Call Girl (3 stars)

Call Girl

Gripping Swedish thriller explores the ties between the political elite and a prostituion ring

Swedish director Mikael Marcimain’s début is a consuming thriller set amidst his country’s late 1970s general election, implicating policemen and politicians with under-aged prostitution. Marcimain’s involvement as second unit director on Tinker Tailor Soldier Spy is apparent in the secretive meetings between members of the investigation. However, Call Girl chooses to focus primarily on the disturbing path followed by Iris (Sofia Karemyr) and her friend Sonja (Josefin Asplund) taking them into the arms of the notorious madam Dagmar (a powerful performance from Pernilla August) whose prostitution ring was used by Sweden’s political elite.

The film reconstructs the 1970s in every little detail, from the platform shoes to bell-bottom flares, and its disco tunes to hippie hits. One feels completely immersed in the utopian model society that was Sweden, creating a sense of nostalgia even for those who weren’t there. Amidst all the corruption and lust, John Sandberg (Simon J Berger) is the only beacon of justice. We follow his investigation in the last third of this hefty thriller and no matter how hard he tries, we just know his efforts will be squashed by the elite. Based on true events, Call Girl underlines the hypocrisy of a society which boasted of promoting women’s liberation whilst abusing its weakest members.
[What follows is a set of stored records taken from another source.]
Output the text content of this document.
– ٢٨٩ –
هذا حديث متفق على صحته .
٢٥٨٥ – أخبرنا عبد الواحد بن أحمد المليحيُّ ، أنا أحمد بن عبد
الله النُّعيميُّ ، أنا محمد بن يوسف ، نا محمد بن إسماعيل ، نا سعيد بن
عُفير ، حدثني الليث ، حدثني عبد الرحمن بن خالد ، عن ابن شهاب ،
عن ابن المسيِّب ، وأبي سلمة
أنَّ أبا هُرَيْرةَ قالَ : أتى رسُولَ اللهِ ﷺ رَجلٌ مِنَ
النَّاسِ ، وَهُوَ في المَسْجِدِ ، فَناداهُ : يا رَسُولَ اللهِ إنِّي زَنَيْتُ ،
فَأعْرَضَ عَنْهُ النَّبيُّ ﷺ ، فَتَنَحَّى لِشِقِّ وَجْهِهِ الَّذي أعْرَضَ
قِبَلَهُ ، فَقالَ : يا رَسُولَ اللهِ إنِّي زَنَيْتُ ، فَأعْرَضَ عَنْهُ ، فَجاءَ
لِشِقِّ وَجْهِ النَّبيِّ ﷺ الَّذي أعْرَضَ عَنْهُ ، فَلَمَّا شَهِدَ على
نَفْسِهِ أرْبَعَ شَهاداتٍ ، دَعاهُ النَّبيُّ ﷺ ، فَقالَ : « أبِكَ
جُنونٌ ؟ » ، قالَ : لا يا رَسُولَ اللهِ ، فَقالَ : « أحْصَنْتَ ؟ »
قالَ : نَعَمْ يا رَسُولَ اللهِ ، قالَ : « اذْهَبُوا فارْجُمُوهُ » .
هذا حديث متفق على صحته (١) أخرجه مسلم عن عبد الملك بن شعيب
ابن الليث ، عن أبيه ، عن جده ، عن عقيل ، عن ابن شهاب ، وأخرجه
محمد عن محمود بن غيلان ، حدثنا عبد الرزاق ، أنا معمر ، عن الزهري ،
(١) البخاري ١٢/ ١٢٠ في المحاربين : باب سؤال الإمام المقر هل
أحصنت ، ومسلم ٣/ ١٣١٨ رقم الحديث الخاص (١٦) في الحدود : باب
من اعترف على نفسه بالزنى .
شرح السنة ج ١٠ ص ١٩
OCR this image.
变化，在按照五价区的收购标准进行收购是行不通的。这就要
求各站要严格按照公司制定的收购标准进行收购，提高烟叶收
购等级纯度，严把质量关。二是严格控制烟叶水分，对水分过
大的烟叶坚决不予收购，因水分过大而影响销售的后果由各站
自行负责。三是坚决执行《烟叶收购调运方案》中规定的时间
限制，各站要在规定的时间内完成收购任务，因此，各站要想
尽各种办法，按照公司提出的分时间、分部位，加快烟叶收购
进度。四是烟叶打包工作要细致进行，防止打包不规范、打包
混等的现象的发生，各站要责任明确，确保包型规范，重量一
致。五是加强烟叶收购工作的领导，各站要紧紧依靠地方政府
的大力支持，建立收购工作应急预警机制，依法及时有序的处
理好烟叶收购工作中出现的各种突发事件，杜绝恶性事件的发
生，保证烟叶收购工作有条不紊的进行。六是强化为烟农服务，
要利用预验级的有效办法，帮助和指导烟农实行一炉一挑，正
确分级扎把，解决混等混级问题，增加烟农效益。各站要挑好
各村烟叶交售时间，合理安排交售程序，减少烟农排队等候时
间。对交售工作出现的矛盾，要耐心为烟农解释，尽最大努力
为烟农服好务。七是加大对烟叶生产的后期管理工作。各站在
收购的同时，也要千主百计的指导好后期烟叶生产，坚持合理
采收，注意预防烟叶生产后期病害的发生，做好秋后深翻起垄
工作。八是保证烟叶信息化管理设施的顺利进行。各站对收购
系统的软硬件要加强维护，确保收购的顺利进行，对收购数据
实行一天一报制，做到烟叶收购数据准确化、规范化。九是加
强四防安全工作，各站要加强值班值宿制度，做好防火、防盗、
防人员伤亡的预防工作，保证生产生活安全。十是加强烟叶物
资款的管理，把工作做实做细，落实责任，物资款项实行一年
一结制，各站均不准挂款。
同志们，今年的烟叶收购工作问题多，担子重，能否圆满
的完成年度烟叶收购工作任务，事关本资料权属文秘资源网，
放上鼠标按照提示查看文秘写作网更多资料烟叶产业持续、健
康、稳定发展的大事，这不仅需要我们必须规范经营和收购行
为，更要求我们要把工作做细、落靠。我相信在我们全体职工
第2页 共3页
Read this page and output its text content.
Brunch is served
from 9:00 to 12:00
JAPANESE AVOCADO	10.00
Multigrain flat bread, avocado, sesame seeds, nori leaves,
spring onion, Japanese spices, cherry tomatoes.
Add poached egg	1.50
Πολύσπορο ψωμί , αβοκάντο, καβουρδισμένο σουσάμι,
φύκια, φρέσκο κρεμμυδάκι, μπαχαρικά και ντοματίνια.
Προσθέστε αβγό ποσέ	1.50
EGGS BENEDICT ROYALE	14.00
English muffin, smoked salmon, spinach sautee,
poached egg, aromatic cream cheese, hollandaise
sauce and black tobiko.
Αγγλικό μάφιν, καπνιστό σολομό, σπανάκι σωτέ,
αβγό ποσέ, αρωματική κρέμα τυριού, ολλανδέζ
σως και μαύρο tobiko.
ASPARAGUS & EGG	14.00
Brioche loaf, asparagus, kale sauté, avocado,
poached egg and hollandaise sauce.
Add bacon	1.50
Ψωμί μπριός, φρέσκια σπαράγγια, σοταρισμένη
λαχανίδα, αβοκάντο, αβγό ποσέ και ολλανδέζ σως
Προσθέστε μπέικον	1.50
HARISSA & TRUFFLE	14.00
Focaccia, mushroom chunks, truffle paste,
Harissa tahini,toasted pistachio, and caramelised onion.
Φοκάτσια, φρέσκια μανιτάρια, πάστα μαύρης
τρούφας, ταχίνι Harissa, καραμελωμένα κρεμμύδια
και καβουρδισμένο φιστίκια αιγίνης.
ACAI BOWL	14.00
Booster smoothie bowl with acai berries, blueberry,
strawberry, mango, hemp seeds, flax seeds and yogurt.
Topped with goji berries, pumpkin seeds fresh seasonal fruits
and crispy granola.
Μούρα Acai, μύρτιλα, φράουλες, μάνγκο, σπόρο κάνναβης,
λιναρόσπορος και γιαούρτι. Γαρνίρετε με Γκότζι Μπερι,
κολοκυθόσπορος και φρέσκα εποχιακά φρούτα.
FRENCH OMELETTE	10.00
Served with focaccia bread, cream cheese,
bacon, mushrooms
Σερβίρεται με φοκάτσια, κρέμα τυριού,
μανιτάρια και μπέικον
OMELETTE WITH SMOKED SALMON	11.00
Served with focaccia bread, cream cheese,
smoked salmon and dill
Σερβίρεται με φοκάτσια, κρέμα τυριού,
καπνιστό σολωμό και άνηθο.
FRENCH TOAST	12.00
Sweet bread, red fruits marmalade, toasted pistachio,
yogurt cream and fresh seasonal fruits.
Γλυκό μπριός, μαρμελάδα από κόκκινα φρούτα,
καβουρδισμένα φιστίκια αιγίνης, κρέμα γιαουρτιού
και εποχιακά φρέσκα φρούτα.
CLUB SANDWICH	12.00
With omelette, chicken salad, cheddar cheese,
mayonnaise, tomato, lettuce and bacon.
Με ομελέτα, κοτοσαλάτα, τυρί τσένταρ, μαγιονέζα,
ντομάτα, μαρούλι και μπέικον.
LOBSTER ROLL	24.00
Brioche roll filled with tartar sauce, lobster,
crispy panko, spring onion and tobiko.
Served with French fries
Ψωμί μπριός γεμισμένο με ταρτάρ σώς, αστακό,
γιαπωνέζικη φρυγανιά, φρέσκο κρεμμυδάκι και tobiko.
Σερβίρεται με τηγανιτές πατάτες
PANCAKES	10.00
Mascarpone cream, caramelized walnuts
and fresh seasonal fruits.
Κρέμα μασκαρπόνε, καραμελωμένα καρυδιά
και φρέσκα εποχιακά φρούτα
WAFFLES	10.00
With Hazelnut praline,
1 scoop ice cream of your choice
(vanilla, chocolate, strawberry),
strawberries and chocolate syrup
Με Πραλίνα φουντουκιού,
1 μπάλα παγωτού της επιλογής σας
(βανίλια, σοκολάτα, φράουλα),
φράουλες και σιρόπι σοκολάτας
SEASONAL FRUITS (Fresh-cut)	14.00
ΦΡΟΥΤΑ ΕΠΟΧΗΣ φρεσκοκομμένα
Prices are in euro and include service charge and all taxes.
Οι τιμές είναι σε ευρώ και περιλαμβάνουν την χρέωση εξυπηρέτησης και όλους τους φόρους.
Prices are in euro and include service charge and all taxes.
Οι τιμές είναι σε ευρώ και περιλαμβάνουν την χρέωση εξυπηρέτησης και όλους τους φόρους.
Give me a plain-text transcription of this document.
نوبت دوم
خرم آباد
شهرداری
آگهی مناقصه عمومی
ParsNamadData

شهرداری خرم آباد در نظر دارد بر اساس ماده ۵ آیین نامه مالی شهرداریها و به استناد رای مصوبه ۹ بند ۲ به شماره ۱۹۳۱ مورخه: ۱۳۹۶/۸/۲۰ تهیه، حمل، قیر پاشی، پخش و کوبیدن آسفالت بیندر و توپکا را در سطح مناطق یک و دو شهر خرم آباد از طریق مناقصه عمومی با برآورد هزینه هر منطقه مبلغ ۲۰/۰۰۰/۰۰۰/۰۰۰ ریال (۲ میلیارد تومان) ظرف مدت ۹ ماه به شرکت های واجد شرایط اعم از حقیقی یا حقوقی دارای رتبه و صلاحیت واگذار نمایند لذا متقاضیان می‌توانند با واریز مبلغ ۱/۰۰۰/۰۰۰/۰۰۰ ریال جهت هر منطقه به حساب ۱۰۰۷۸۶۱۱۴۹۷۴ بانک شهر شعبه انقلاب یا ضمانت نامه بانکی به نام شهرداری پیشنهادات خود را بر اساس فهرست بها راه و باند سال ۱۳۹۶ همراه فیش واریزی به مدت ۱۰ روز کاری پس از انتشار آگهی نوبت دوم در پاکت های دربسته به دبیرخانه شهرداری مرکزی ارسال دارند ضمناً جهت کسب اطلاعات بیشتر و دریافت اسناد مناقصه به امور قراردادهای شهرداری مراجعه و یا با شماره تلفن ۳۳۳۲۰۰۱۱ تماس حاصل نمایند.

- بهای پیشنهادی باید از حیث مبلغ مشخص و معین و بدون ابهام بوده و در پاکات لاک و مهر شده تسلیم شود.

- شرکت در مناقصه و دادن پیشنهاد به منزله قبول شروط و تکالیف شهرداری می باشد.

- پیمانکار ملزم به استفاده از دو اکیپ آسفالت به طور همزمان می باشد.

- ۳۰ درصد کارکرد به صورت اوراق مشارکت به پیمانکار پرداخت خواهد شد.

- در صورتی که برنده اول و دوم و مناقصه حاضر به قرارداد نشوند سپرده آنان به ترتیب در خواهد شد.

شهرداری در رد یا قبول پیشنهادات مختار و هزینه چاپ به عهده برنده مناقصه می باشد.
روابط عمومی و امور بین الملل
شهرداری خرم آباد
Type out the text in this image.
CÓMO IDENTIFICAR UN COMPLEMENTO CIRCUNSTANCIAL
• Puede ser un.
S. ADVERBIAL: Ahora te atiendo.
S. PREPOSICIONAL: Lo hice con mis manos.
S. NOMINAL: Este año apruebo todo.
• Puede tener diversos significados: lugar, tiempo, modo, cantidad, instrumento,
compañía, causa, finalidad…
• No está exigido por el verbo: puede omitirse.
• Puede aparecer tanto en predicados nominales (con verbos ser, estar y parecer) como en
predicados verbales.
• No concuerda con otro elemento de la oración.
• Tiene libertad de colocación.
GFT, Glasgow from Fri 16 Aug.

Call Girl Trailer

Call Girl

  • 3 stars
  • 2012
  • Sweden / Norway / Finland / Ireland
  • 2h 20min
  • 18
  • Directed by: Mikael Marcimain
  • Written by: Marietta von Hausswolff von Baumgarten
  • Cast: Ruth Vega Fernandez, Pernilla August, David Dencik
  • UK release: 16 August 2013

The true story of how a prostitution scandal threatened to bring down Sweden's Social Democratic government in the 1970s. A timely story of a political class convinced of its own power and self-interest.